Raising FY20 revenue guidance by Infosys a positive sign for the IT major

Infosys's expansions into its digital businesses has been paying off

INFOSYS-BANKS/BLOCKCHAIN

IT major Infosys has raised its FY 2019-20 revenue guidance to 9-10 per cent in constant currency terms, proving that the company is confident of doing well in the next two quarters and that it should end FY 2019-20 on a positive note.

In contrast, the company had earlier given a conservative guidance for FY 2019-20. Traditionally the next OND (Oct-Nov-Dec) quarter is a challenging quarter for many Indian IT services companies because it is holiday season in the US and year-end for many of the US clients. Infosys may be confident of maintaining its headway in the US geography in the next quarter by revising its revenue guidance.
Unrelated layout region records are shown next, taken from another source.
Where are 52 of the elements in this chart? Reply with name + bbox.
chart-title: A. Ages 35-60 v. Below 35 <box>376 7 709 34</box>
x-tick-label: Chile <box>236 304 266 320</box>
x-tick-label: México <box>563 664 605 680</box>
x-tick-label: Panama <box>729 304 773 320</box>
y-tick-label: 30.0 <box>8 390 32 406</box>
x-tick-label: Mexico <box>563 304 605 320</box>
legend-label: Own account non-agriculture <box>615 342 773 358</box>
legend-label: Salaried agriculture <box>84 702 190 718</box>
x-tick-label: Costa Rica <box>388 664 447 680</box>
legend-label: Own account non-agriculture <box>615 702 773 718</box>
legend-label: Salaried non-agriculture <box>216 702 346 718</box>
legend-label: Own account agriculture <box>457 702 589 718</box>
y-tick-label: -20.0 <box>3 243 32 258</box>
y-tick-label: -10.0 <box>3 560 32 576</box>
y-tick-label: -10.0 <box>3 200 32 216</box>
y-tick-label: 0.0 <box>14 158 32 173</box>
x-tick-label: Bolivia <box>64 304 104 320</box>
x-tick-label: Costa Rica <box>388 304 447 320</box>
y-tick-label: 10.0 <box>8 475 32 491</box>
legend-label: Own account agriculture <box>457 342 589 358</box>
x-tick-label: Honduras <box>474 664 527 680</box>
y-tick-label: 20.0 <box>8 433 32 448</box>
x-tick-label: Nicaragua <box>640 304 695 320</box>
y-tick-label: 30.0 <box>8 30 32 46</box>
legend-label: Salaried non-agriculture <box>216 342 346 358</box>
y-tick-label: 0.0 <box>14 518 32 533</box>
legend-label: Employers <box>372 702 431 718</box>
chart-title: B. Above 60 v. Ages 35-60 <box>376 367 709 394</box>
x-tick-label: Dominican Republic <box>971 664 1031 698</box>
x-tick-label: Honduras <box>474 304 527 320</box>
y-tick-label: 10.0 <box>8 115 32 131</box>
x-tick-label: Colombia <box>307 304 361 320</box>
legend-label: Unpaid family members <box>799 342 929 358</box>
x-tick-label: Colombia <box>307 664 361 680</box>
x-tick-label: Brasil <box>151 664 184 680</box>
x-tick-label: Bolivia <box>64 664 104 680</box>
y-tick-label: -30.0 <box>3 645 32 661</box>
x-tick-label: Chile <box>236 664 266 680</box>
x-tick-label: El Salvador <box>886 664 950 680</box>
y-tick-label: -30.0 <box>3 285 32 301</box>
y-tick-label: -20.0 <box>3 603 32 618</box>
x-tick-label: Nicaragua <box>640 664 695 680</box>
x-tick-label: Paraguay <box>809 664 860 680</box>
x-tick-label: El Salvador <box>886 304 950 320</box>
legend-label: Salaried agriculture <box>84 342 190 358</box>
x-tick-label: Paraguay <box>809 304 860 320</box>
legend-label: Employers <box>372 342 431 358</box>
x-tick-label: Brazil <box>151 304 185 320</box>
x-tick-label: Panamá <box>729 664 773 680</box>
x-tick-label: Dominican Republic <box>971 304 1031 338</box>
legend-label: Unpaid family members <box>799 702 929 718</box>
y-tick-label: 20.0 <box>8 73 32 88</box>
In Q2 FY20, the operating margin of the company stood at 21.7 per cent—a 1.2 per cent improvement over Q1 FY20. The company also saw Q2 FY20 digital revenues at $1,230 million (38.3 percent of total revenues), a year-on-year growth of 38.4 percent and sequential growth of 10.7 percent in constant currency—all of which is a positive sign that the company's efforts towards digital business are paying off as the company had made acquisitions in the digital field to expand its digital portfolio of offerings. Also, the company witnessed double-digit growth for the fourth consecutive quarter, coupled with a 1.2 per cent operating margin expansion in Q2. The company has also declared an interim dividend of Rs 8 per share.

“Expansion in the digital business is a positive sign for the company as the company had made strategic acquisitions in the digital field to enhance its capabilities in the digital space. This is now showing positive results. Moreover, the revised guidance for FY20 shows that the company is on a growth momentum and is coming out successfully out of the growth challenges which it was facing. The company is quietly working towards achieving success under its CEO Salil Parekh,” Kris Lakshmikanth, the founder and CEO of the executive search firm Head Hunters India Limited told THE WEEK.

Some experts feel that the tough period that was hogging the company under its previous CEO Vishal Sikka is getting over. “Parekh is a media-shy person and is working strategically towards achieving growth for the company. He does not believe in self-publicity unlike Sikka and is a silent worker who has also taken the confidence of the management with him. It seems that the senior management team at Infosys has aligned well with him,” said Alok Shende of Ascentius Consulting Mumbai.

During the quarter, the company also had large deal wins to the tune of $2.8 billion that includes Toyota Material Handling North America (TMHNA) for a cloud-based IoT telematics product implementation, and Movement Mortgage, a mortgage bank in the US, to lead its digital transformation and accelerate growth. The company in collaboration with Microsoft also announced a long-term strategic partnership with JG Summit Holdings, Inc. a Manila-headquartered group to help and formulate and execute the digital transformation strategy for the group. Similarly, EdgeVerve Systems, a subsidiary of Infosys, was selected by Al Ahli Bank of Kuwait to steer its automation journey using AssistEdge Robotic Process Automation (RPA).

Parekh has stated the performance of the company had been robust on multiple dimensions—revenue growth, digital growth, operating margins, operational efficiencies, large deal signings and reduction in attrition.